私のスタイルは進化しているとも言えます。核になる部分は変わりませんが、私のスタイルは大きく変わりましたし、これからも変わっていくでしょう。
ファッション業界をやめ、Suea’s Dining Serviceを始めたことについて聞かせてもらえますか?
もっと若い頃から何かやりたいと思っていましたが、[レストランをオープンするという]発想には恐怖心を持っていました。私は友だちとディナーに行くのが好きでしたが、昨年頃から、そんなライフスタイルに飽きてきて、夜出かけなくなりました。それでも友だちとの時間を楽しめるサービスとしてSuea’s Dinner Serviceを始めたんです。クラブにも、バーにも行かずに楽しめます。
体験することすべてを重視したくて、ディナーを体験や交流として演出しています。料理はその一部に過ぎませんが、大事なのはつながりを生む体験すべて。初めてのディナーに、溶けたらディップとして使えるガーリックバターキャンドルを作ったのですが、友だちはとてもびっくりしていました。その嬉しいリアクションから「次は何ができるだろう?」と考えるようになったんです。

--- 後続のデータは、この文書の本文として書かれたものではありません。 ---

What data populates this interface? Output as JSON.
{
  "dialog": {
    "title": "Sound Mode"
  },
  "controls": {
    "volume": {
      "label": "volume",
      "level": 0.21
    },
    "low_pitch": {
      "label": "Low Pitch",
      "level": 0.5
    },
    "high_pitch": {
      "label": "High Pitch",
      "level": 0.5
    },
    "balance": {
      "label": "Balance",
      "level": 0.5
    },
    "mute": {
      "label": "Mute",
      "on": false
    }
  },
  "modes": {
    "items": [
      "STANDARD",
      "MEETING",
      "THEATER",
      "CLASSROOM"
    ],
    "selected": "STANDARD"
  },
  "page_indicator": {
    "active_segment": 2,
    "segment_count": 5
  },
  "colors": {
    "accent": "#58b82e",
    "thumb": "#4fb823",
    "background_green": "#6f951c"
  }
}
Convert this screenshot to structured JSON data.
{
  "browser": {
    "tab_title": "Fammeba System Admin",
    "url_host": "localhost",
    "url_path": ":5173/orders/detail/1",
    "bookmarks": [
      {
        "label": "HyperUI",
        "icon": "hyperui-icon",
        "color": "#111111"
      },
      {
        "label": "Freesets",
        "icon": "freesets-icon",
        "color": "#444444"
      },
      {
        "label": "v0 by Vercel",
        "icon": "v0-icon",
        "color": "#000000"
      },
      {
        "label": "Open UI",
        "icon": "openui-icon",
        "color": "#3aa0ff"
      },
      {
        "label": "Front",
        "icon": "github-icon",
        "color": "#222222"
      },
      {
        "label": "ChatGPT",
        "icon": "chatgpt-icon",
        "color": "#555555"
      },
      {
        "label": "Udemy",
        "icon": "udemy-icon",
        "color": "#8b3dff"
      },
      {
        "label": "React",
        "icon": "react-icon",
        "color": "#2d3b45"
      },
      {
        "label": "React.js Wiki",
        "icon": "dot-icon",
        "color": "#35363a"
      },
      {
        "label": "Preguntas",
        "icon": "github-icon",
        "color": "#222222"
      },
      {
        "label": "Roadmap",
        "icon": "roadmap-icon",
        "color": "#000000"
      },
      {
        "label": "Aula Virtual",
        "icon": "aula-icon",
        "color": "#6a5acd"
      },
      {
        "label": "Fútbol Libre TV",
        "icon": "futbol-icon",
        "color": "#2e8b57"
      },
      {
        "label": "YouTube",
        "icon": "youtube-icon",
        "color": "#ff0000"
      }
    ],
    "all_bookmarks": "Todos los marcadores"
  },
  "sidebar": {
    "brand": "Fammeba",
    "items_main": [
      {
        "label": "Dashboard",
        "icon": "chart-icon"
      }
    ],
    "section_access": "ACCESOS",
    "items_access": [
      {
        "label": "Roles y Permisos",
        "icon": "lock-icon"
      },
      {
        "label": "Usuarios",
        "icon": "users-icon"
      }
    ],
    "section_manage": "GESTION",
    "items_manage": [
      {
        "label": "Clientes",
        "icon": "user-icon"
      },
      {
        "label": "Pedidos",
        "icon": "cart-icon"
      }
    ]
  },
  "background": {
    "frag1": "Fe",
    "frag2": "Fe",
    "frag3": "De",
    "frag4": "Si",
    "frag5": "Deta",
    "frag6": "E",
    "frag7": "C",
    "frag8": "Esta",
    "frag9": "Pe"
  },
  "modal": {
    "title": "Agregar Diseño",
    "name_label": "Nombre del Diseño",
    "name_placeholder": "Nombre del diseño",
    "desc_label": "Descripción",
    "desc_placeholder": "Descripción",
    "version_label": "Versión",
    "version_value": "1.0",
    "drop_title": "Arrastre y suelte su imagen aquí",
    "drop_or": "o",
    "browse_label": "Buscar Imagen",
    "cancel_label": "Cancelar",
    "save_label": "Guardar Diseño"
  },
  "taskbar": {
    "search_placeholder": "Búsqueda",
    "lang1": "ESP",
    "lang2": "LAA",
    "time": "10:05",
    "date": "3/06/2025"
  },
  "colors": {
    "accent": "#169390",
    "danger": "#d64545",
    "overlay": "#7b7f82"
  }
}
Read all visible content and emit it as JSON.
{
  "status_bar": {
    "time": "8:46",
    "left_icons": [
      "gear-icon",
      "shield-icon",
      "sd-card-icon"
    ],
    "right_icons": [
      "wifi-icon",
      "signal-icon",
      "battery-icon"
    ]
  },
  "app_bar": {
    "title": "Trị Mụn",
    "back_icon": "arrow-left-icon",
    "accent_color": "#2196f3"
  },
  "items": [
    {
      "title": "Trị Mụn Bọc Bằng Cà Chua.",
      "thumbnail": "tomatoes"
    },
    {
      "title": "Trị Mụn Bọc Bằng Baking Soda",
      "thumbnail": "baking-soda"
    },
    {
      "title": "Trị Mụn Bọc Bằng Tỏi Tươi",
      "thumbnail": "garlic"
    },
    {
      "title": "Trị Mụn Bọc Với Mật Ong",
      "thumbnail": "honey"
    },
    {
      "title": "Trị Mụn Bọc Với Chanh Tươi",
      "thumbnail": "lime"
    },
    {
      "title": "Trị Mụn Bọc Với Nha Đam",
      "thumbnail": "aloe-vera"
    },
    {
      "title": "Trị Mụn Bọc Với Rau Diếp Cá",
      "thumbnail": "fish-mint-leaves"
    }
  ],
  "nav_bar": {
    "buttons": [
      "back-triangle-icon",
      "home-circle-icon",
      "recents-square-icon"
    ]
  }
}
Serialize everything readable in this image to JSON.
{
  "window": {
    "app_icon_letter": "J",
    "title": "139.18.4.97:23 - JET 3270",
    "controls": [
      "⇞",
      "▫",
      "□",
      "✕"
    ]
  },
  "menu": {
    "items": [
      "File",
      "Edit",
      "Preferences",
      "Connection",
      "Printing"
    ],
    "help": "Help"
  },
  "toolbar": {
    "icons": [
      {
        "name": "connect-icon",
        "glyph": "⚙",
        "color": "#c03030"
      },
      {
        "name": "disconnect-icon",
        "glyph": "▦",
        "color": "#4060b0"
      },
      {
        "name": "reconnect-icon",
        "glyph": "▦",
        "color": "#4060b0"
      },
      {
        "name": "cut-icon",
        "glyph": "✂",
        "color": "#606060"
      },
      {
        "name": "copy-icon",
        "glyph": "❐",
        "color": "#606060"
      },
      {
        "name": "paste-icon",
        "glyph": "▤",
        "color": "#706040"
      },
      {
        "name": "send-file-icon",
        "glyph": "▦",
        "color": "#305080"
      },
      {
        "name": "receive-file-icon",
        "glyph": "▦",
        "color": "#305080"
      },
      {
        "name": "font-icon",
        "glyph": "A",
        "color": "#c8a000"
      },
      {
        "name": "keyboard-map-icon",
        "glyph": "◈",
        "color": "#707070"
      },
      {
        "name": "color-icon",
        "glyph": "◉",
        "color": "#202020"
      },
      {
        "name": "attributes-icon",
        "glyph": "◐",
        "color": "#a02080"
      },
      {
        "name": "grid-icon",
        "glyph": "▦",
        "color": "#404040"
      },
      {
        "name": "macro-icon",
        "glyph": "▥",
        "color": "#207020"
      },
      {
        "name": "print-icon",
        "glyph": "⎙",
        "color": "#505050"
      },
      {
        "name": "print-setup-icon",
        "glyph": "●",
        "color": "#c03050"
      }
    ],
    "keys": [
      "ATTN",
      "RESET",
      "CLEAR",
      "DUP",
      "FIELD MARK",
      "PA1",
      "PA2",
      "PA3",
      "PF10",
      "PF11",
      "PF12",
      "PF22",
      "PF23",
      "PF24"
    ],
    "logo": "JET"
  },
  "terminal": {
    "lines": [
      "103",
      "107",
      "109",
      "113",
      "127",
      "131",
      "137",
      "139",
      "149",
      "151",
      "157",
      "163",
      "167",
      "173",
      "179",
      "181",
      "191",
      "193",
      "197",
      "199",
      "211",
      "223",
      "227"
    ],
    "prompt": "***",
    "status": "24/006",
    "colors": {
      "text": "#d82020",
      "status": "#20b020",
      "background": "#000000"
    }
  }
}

私は友だちとつながることや、友だちのために料理を作ることが大好きです。それから友だちに褒められるとすごくうれしい。
パンデミックでレストランが休業し、事業はどんな影響を受けましたか?
現在はニューヨークに戻り、チャイナタウンにあるアパートの屋上で営業しています。皮肉にもコロナウイルスのせいで、個人で小さく行う私の事業は好調です。
「昨年、私のスタイルは少女らしいガーリーからとてもスポーティーなものに変化しました。バスケ用のショートパンツやテニススカートをよく履きますが、そのときはキュートなTシャツと合わせます」
料理は人が自分のルーツとつながる手段にも思えます。あなたの場合はいかがでしょうか?
思い出せばおかしな話ですが、私が高校で料理を始めたのは、実は、母がアメリカ料理を作ってくれなかったからです。韓国のお母さんらしいでしょう。でもSuea’s Dining Serviceを始めてから、韓国[料理]をもっと学びたいと思うようになりました。基本の作り方は知っています。韓国人にとって料理をするのは普通のこと。この夏はおばを頼り、「料理を教えてくれない?」とずっと頼んでいました。今までより自分の文化の良さを理解できるようになりました。